A United Nations body of independent experts has denounced France’s “trivialization” of hate speech and acts of racism, urging Paris to curtail the soaring trend of violence against foreign communities.
“We see that the principle of equality is not completely reflected... above all due to intolerance and racism,” said Ion Diaconu, the president of the UN Committee on the Elimination of Racial Discrimination (CERD), during a two-day panel discussion of racial discrimination on Tuesday.
Diaconu censured a “certain trivialization of hate speech” in France, citing frequent reports on “massive exclusion,” and “violence against the Roma [minority] committed by both individuals and by the police.”

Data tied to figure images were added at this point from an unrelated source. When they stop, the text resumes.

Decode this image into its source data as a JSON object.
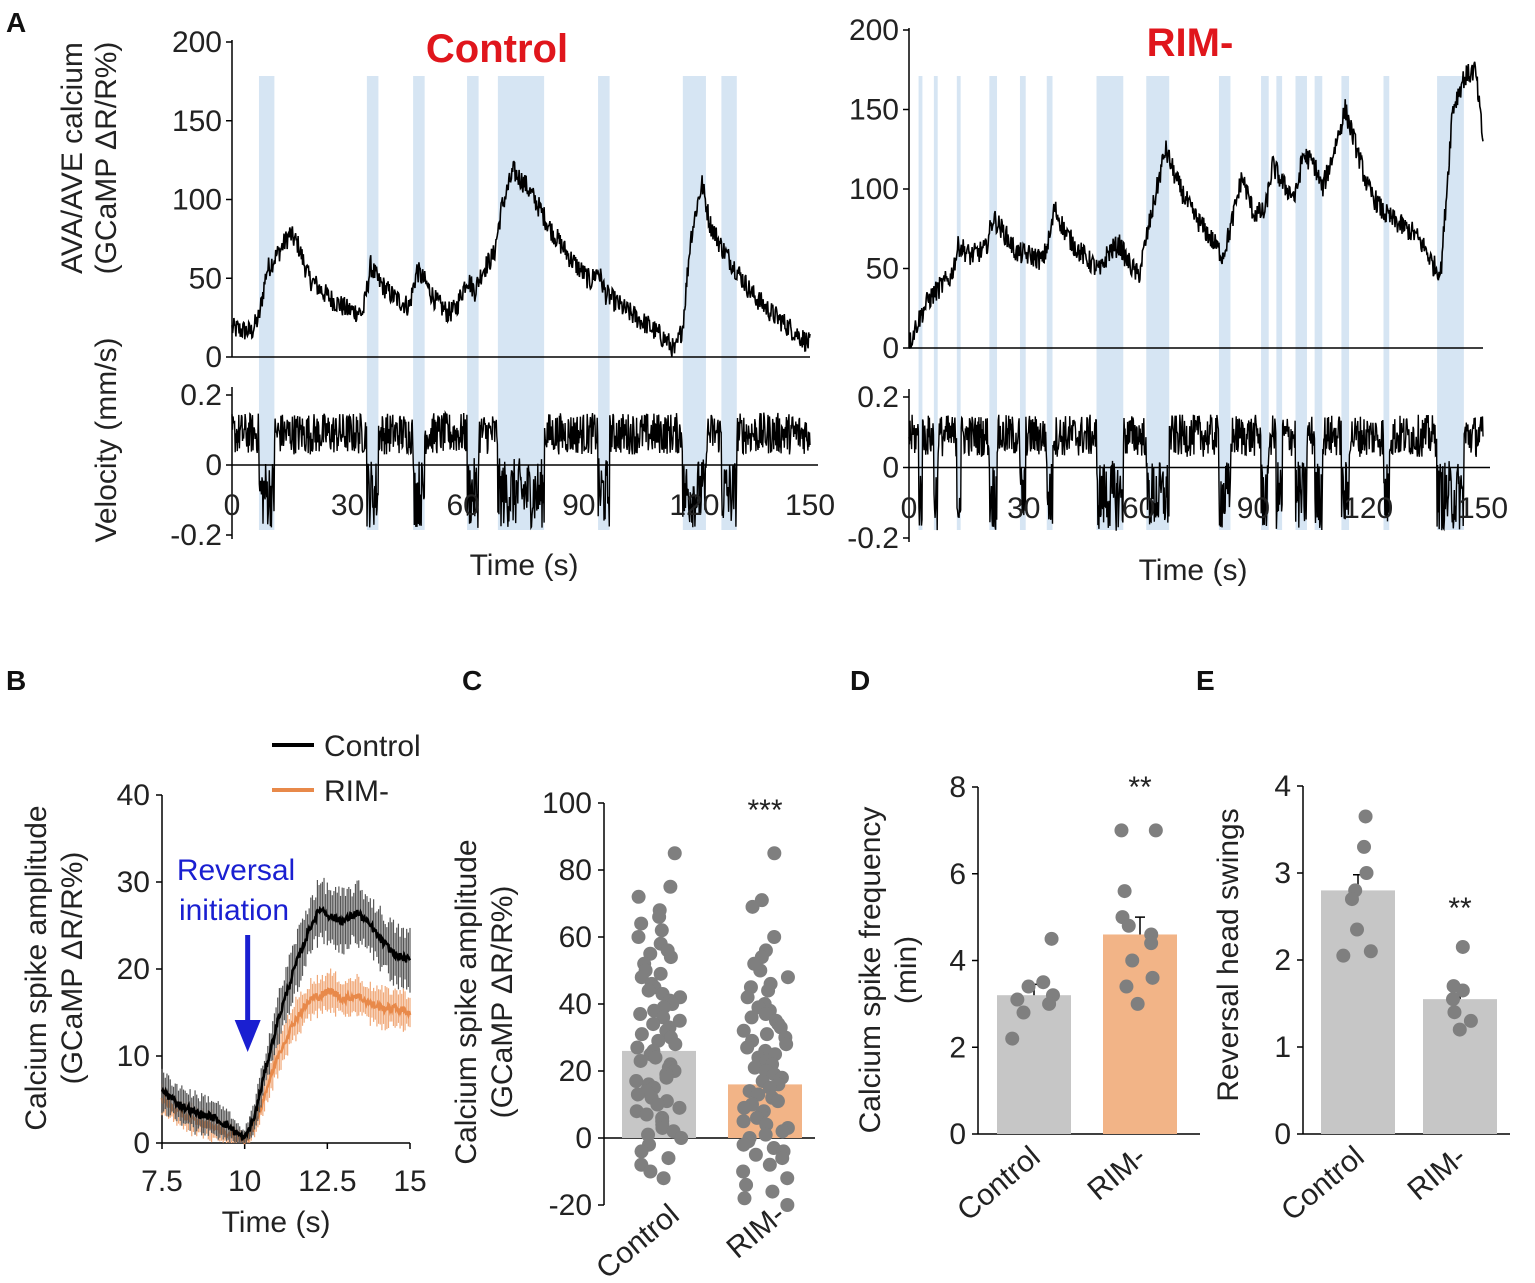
{
  "colors": {
    "title_red": "#e0161c",
    "shade_blue": "#d6e5f3",
    "trace_black": "#000000",
    "rim_orange": "#e8894a",
    "bar_grey": "#c6c6c6",
    "bar_orange": "#f2b487",
    "dot_grey": "#7f7f7f",
    "arrow_blue": "#1a1fd1",
    "annotation_blue": "#1a1fd1"
  },
  "panels": {
    "A": "A",
    "B": "B",
    "C": "C",
    "D": "D",
    "E": "E"
  },
  "chart_data": [
    {
      "id": "A-control-calcium",
      "type": "line",
      "title": "Control",
      "ylabel_lines": [
        "AVA/AVE calcium",
        "(GCaMP ΔR/R%)"
      ],
      "ylim": [
        0,
        200
      ],
      "yticks": [
        "200",
        "150",
        "100",
        "50",
        "0"
      ],
      "xlim": [
        0,
        150
      ],
      "shaded_intervals": [
        [
          7,
          11
        ],
        [
          35,
          38
        ],
        [
          47,
          50
        ],
        [
          61,
          64
        ],
        [
          69,
          81
        ],
        [
          95,
          98
        ],
        [
          117,
          123
        ],
        [
          127,
          131
        ]
      ],
      "key_points": [
        [
          0,
          18
        ],
        [
          5,
          16
        ],
        [
          7,
          25
        ],
        [
          9,
          55
        ],
        [
          13,
          70
        ],
        [
          15,
          78
        ],
        [
          17,
          72
        ],
        [
          20,
          50
        ],
        [
          25,
          38
        ],
        [
          30,
          30
        ],
        [
          34,
          28
        ],
        [
          36,
          58
        ],
        [
          38,
          48
        ],
        [
          42,
          38
        ],
        [
          46,
          32
        ],
        [
          48,
          55
        ],
        [
          50,
          48
        ],
        [
          53,
          35
        ],
        [
          56,
          28
        ],
        [
          58,
          30
        ],
        [
          61,
          50
        ],
        [
          63,
          42
        ],
        [
          65,
          55
        ],
        [
          68,
          65
        ],
        [
          70,
          95
        ],
        [
          73,
          118
        ],
        [
          76,
          110
        ],
        [
          79,
          98
        ],
        [
          83,
          80
        ],
        [
          88,
          62
        ],
        [
          93,
          48
        ],
        [
          95,
          55
        ],
        [
          97,
          40
        ],
        [
          102,
          30
        ],
        [
          108,
          20
        ],
        [
          113,
          10
        ],
        [
          115,
          3
        ],
        [
          117,
          20
        ],
        [
          119,
          75
        ],
        [
          121,
          100
        ],
        [
          122,
          110
        ],
        [
          124,
          85
        ],
        [
          127,
          70
        ],
        [
          131,
          55
        ],
        [
          135,
          40
        ],
        [
          140,
          28
        ],
        [
          145,
          18
        ],
        [
          150,
          8
        ]
      ]
    },
    {
      "id": "A-control-velocity",
      "type": "line",
      "ylabel": "Velocity (mm/s)",
      "xlabel": "Time (s)",
      "ylim": [
        -0.2,
        0.2
      ],
      "yticks": [
        "0.2",
        "0",
        "-0.2"
      ],
      "xlim": [
        0,
        150
      ],
      "xticks": [
        "0",
        "30",
        "60",
        "90",
        "120",
        "150"
      ],
      "shaded_intervals": [
        [
          7,
          11
        ],
        [
          35,
          38
        ],
        [
          47,
          50
        ],
        [
          61,
          64
        ],
        [
          69,
          81
        ],
        [
          95,
          98
        ],
        [
          117,
          123
        ],
        [
          127,
          131
        ]
      ]
    },
    {
      "id": "A-rim-calcium",
      "type": "line",
      "title": "RIM-",
      "ylim": [
        0,
        200
      ],
      "yticks": [
        "200",
        "150",
        "100",
        "50",
        "0"
      ],
      "xlim": [
        0,
        150
      ],
      "shaded_intervals": [
        [
          2.5,
          3.5
        ],
        [
          6.5,
          7.5
        ],
        [
          12.5,
          13.5
        ],
        [
          21,
          23
        ],
        [
          29,
          30.5
        ],
        [
          36,
          37.5
        ],
        [
          49,
          56
        ],
        [
          62,
          68
        ],
        [
          81,
          84
        ],
        [
          92,
          94
        ],
        [
          96,
          97.5
        ],
        [
          101,
          104
        ],
        [
          106,
          108
        ],
        [
          113,
          115
        ],
        [
          124,
          125.5
        ],
        [
          138,
          145
        ]
      ],
      "key_points": [
        [
          0,
          2
        ],
        [
          2,
          15
        ],
        [
          5,
          30
        ],
        [
          8,
          38
        ],
        [
          11,
          45
        ],
        [
          13,
          65
        ],
        [
          16,
          58
        ],
        [
          20,
          62
        ],
        [
          22,
          82
        ],
        [
          25,
          72
        ],
        [
          28,
          60
        ],
        [
          32,
          58
        ],
        [
          35,
          55
        ],
        [
          37,
          72
        ],
        [
          38,
          88
        ],
        [
          41,
          72
        ],
        [
          44,
          62
        ],
        [
          47,
          55
        ],
        [
          49,
          50
        ],
        [
          50,
          48
        ],
        [
          52,
          60
        ],
        [
          55,
          65
        ],
        [
          57,
          55
        ],
        [
          60,
          45
        ],
        [
          63,
          80
        ],
        [
          67,
          125
        ],
        [
          70,
          105
        ],
        [
          74,
          85
        ],
        [
          78,
          72
        ],
        [
          82,
          58
        ],
        [
          84,
          75
        ],
        [
          87,
          108
        ],
        [
          90,
          85
        ],
        [
          93,
          85
        ],
        [
          95,
          115
        ],
        [
          98,
          102
        ],
        [
          101,
          95
        ],
        [
          103,
          122
        ],
        [
          106,
          115
        ],
        [
          108,
          100
        ],
        [
          110,
          115
        ],
        [
          114,
          150
        ],
        [
          117,
          125
        ],
        [
          120,
          100
        ],
        [
          124,
          85
        ],
        [
          128,
          78
        ],
        [
          132,
          72
        ],
        [
          135,
          62
        ],
        [
          137,
          52
        ],
        [
          139,
          48
        ],
        [
          141,
          115
        ],
        [
          142,
          150
        ],
        [
          145,
          170
        ],
        [
          148,
          175
        ],
        [
          150,
          130
        ]
      ]
    },
    {
      "id": "A-rim-velocity",
      "type": "line",
      "xlabel": "Time (s)",
      "ylim": [
        -0.2,
        0.2
      ],
      "yticks": [
        "0.2",
        "0",
        "-0.2"
      ],
      "xlim": [
        0,
        150
      ],
      "xticks": [
        "0",
        "30",
        "60",
        "90",
        "120",
        "150"
      ],
      "shaded_intervals": [
        [
          2.5,
          3.5
        ],
        [
          6.5,
          7.5
        ],
        [
          12.5,
          13.5
        ],
        [
          21,
          23
        ],
        [
          29,
          30.5
        ],
        [
          36,
          37.5
        ],
        [
          49,
          56
        ],
        [
          62,
          68
        ],
        [
          81,
          84
        ],
        [
          92,
          94
        ],
        [
          96,
          97.5
        ],
        [
          101,
          104
        ],
        [
          106,
          108
        ],
        [
          113,
          115
        ],
        [
          124,
          125.5
        ],
        [
          138,
          145
        ]
      ]
    },
    {
      "id": "B",
      "type": "line",
      "ylabel_lines": [
        "Calcium spike amplitude",
        "(GCaMP ΔR/R%)"
      ],
      "xlabel": "Time (s)",
      "xlim": [
        7.5,
        15
      ],
      "ylim": [
        0,
        40
      ],
      "xticks": [
        "7.5",
        "10",
        "12.5",
        "15"
      ],
      "yticks": [
        "40",
        "30",
        "20",
        "10",
        "0"
      ],
      "legend": [
        "Control",
        "RIM-"
      ],
      "annotation_lines": [
        "Reversal",
        "initiation"
      ],
      "arrow_x": 10,
      "series": [
        {
          "name": "Control",
          "x": [
            7.5,
            8,
            8.5,
            9,
            9.5,
            9.8,
            10,
            10.3,
            10.6,
            11,
            11.5,
            12,
            12.3,
            12.6,
            13,
            13.4,
            13.8,
            14.2,
            14.6,
            15
          ],
          "y": [
            6,
            4.5,
            3.5,
            3,
            2,
            1,
            0.5,
            3,
            8,
            14,
            20,
            25,
            27,
            26,
            25.5,
            26.5,
            25,
            23,
            21.5,
            21
          ],
          "err": [
            2,
            2,
            2,
            2,
            1.5,
            1,
            1,
            1.5,
            2,
            2.5,
            3,
            3,
            3,
            3,
            3,
            3,
            3,
            3,
            3,
            3
          ]
        },
        {
          "name": "RIM-",
          "x": [
            7.5,
            8,
            8.5,
            9,
            9.5,
            9.8,
            10,
            10.3,
            10.6,
            11,
            11.5,
            12,
            12.3,
            12.6,
            13,
            13.4,
            13.8,
            14.2,
            14.6,
            15
          ],
          "y": [
            5,
            3.5,
            2.5,
            2,
            1,
            0.5,
            0.3,
            2,
            5.5,
            10,
            14,
            16.5,
            17,
            17.5,
            16.5,
            17,
            16,
            15.5,
            15.5,
            15
          ],
          "err": [
            1.5,
            1.5,
            1.5,
            1.5,
            1.2,
            1,
            0.8,
            1.2,
            1.5,
            2,
            2,
            2,
            2,
            2,
            2,
            2,
            2,
            2,
            2,
            2
          ]
        }
      ]
    },
    {
      "id": "C",
      "type": "bar",
      "ylabel_lines": [
        "Calcium spike amplitude",
        "(GCaMP ΔR/R%)"
      ],
      "categories": [
        "Control",
        "RIM-"
      ],
      "values": [
        26,
        16
      ],
      "ylim": [
        -20,
        100
      ],
      "yticks": [
        "100",
        "80",
        "60",
        "40",
        "20",
        "0",
        "-20"
      ],
      "significance": [
        "",
        "***"
      ],
      "points": [
        [
          85,
          75,
          72,
          68,
          66,
          64,
          62,
          60,
          58,
          56,
          55,
          54,
          52,
          50,
          49,
          48,
          46,
          45,
          44,
          43,
          42,
          41,
          40,
          39,
          38,
          37,
          36,
          35,
          34,
          33,
          32,
          31,
          30,
          29,
          28,
          27,
          26,
          25,
          24,
          23,
          22,
          21,
          20,
          19,
          18,
          17,
          16,
          15,
          14,
          13,
          12,
          11,
          10,
          9,
          8,
          7,
          6,
          5,
          4,
          3,
          2,
          1,
          0,
          -2,
          -4,
          -6,
          -8,
          -10,
          -12
        ],
        [
          85,
          71,
          69,
          60,
          56,
          54,
          52,
          50,
          48,
          46,
          45,
          44,
          42,
          40,
          39,
          38,
          37,
          36,
          35,
          34,
          33,
          32,
          31,
          30,
          29,
          28,
          27,
          26,
          25,
          24,
          23,
          22,
          21,
          20,
          19,
          18,
          17,
          16,
          15,
          14,
          13,
          12,
          11,
          10,
          9,
          8,
          7,
          6,
          5,
          4,
          3,
          2,
          1,
          0,
          -1,
          -2,
          -3,
          -4,
          -5,
          -6,
          -8,
          -10,
          -12,
          -14,
          -16,
          -18,
          -20
        ]
      ]
    },
    {
      "id": "D",
      "type": "bar",
      "ylabel_lines": [
        "Calcium spike frequency",
        "(min)"
      ],
      "categories": [
        "Control",
        "RIM-"
      ],
      "values": [
        3.2,
        4.6
      ],
      "ylim": [
        0,
        8
      ],
      "yticks": [
        "8",
        "6",
        "4",
        "2",
        "0"
      ],
      "significance": [
        "",
        "**"
      ],
      "points": [
        [
          4.5,
          3.5,
          3.4,
          3.2,
          3.1,
          3.0,
          2.8,
          2.2
        ],
        [
          7.0,
          7.0,
          5.6,
          5.0,
          4.8,
          4.6,
          4.4,
          4.0,
          3.6,
          3.4,
          3.0
        ]
      ]
    },
    {
      "id": "E",
      "type": "bar",
      "ylabel": "Reversal head swings",
      "categories": [
        "Control",
        "RIM-"
      ],
      "values": [
        2.8,
        1.55
      ],
      "ylim": [
        0,
        4
      ],
      "yticks": [
        "4",
        "3",
        "2",
        "1",
        "0"
      ],
      "significance": [
        "",
        "**"
      ],
      "points": [
        [
          3.65,
          3.3,
          3.0,
          2.8,
          2.7,
          2.35,
          2.1,
          2.05
        ],
        [
          2.15,
          1.7,
          1.65,
          1.55,
          1.4,
          1.3,
          1.2
        ]
      ]
    }
  ]
}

Meanwhile, Huang Yong’an, a former ambassador of the People's Republic of China and now a CERD expert, said that tourists from his country were often targeted in France, and urged Paris to take “necessary and effective measures to curb the trend of xenophobia and to ensure security and other fundamental rights of foreign people in France.”
The 86th CERD session kicked off on April 27, and the deliberations of the 18-member committee will only be announced publicly after it ends on May 15. The previous review of racism in France was held five years ago.
According to France’s human rights ombudsman, many of France’s 20,000 Roma people, most of whom come from Romania and Bulgaria, live in extreme poverty in makeshift settlements with little or no access to basic services, and at constant risk of forced evictions.
The two-day review of racism in France came after French Prime Minister Manuel Valls unveiled a plan aimed at curbing soaring acts of racism in the country on April 17.
The premier, who had warned that “racism” as well as hatred towards Muslims and foreigners are “intolerably rising” in his country, proposed a three-year plan to form a state unit tasked with monitoring hate speeches on the Internet, calling for focus on specific actions in schools.